NanoPolix basiert auf einer innovativen Nano-Tuch-Technologie und kommt von einem deutschen Materialtechnik-Team. Kopf der Entwicklung: Thomas Richter, Kfz-Meister aus Dortmund, 24 Jahre Werkstatterfahrung.
„Ich hab jahrelang an diesen Klarlackkratzern verdient“, gibt Richter zu. „Der Kunde sieht den Kratzer, denkt sofort an Rost und Wertverlust — und zahlt ohne nachzufragen. Und wir haben die Leute nie aufgeklärt.“
Irgendwann konnte Richter das nicht mehr mit sich vereinbaren. Also begann er, ein Mittel zu entwickeln, das professionelle Ergebnisse liefert — das aber jeder selbst auf dem eigenen Parkplatz benutzen kann.
Das Prinzip: Statt den Klarlack abzuschleifen und neu aufzutragen, dringen spezielle Nanopolierstoffe direkt aus dem Tuch in die Kratzerrillen ein und füllen sie von innen auf.
Die Partikel sind so winzig, dass sie sich in die mikroskopischen Risse setzen und die Oberfläche von innen glätten. Der Kratzer wird nicht überdeckt oder kaschiert — er wird auf molekularer Ebene korrigiert.

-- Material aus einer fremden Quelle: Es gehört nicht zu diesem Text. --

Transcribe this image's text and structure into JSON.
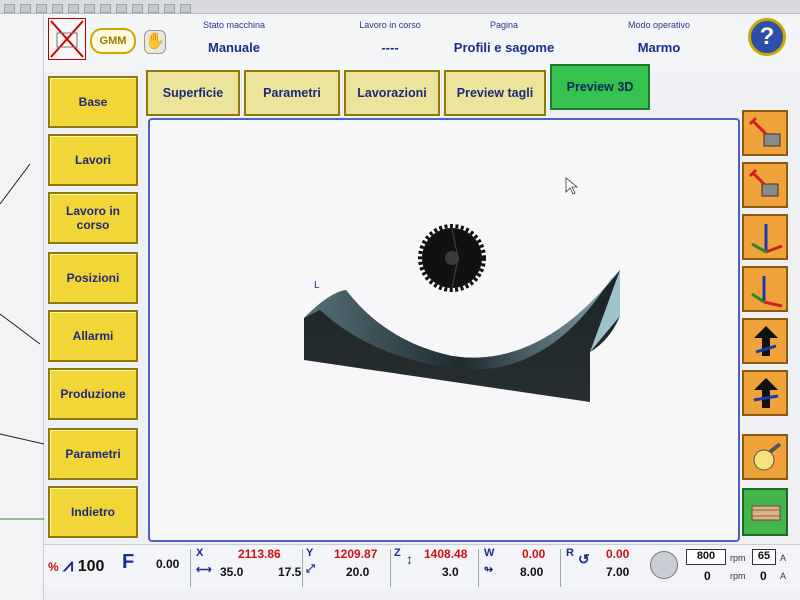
{
  "header": {
    "machine_state_label": "Stato macchina",
    "machine_state_value": "Manuale",
    "job_label": "Lavoro in corso",
    "job_value": "----",
    "page_label": "Pagina",
    "page_value": "Profili e sagome",
    "mode_label": "Modo operativo",
    "mode_value": "Marmo",
    "logo_text": "GMM",
    "help_label": "?"
  },
  "leftnav": {
    "items": [
      {
        "label": "Base"
      },
      {
        "label": "Lavori"
      },
      {
        "label": "Lavoro in corso"
      },
      {
        "label": "Posizioni"
      },
      {
        "label": "Allarmi"
      },
      {
        "label": "Produzione"
      },
      {
        "label": "Parametri"
      },
      {
        "label": "Indietro"
      }
    ]
  },
  "tabs": [
    {
      "label": "Superficie"
    },
    {
      "label": "Parametri"
    },
    {
      "label": "Lavorazioni"
    },
    {
      "label": "Preview tagli"
    },
    {
      "label": "Preview 3D",
      "active": true
    }
  ],
  "viewport": {
    "axis_marker": "L"
  },
  "righttools": [
    {
      "icon": "tool-change-icon"
    },
    {
      "icon": "tool-remove-icon"
    },
    {
      "icon": "axis-view-front-icon"
    },
    {
      "icon": "axis-view-iso-icon"
    },
    {
      "icon": "move-up-icon"
    },
    {
      "icon": "move-up-alt-icon"
    },
    {
      "icon": "lamp-icon"
    },
    {
      "icon": "slab-icon"
    }
  ],
  "status": {
    "feed_percent_icon": "%",
    "feed_value": "100",
    "f_label": "F",
    "f_value": "0.00",
    "x_label": "X",
    "x_pos": "2113.86",
    "x_sub1": "35.0",
    "x_sub2": "17.5",
    "y_label": "Y",
    "y_pos": "1209.87",
    "y_sub": "20.0",
    "z_label": "Z",
    "z_pos": "1408.48",
    "z_sub": "3.0",
    "w_label": "W",
    "w_pos": "0.00",
    "w_sub": "8.00",
    "r_label": "R",
    "r_pos": "0.00",
    "r_sub": "7.00",
    "rpm_set": "800",
    "rpm_actual": "0",
    "rpm_unit": "rpm",
    "amp_set": "65",
    "amp_actual": "0",
    "amp_unit": "A"
  },
  "colors": {
    "nav_yellow": "#f2d536",
    "tab_active_green": "#35c24e",
    "accent_blue": "#1e2a78",
    "tool_orange": "#f0a33a"
  }
}
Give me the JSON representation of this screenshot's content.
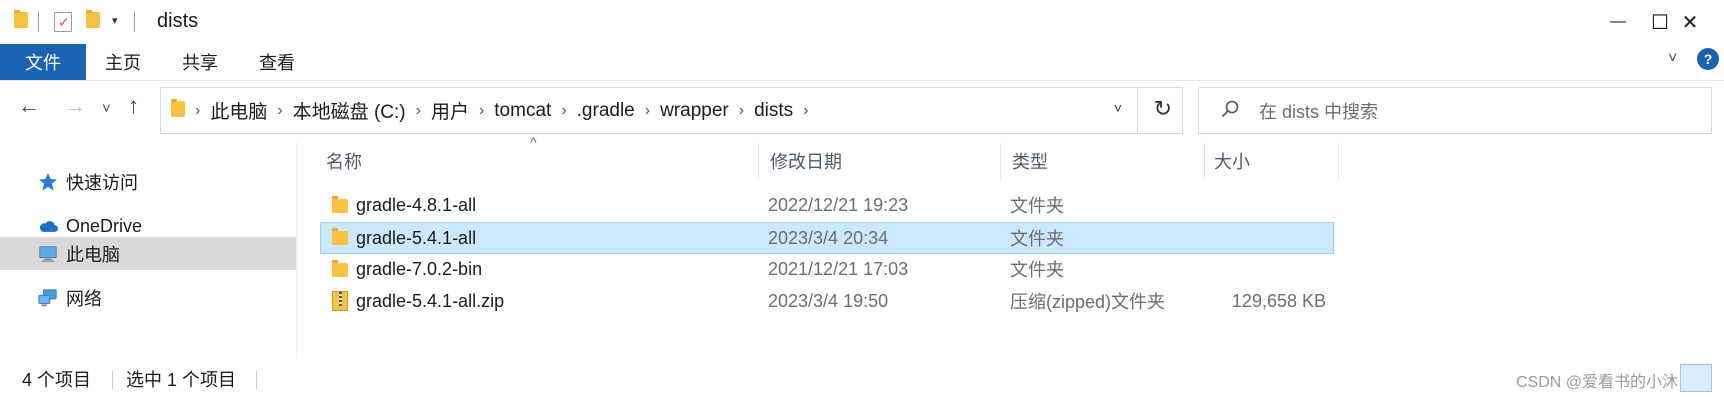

Gleichzeitig bildet NanoPolix eine langanhaltende Schutzschicht, die den Lack aktiv vor UV-Fading und Oxidation bewahrt.
Über 80.000 zufriedene Kunden weltweit setzen bereits auf dieses Tuch — es ist mehrfach wiederverwendbar und ermöglicht bis zu 15 vollständige Reparaturen.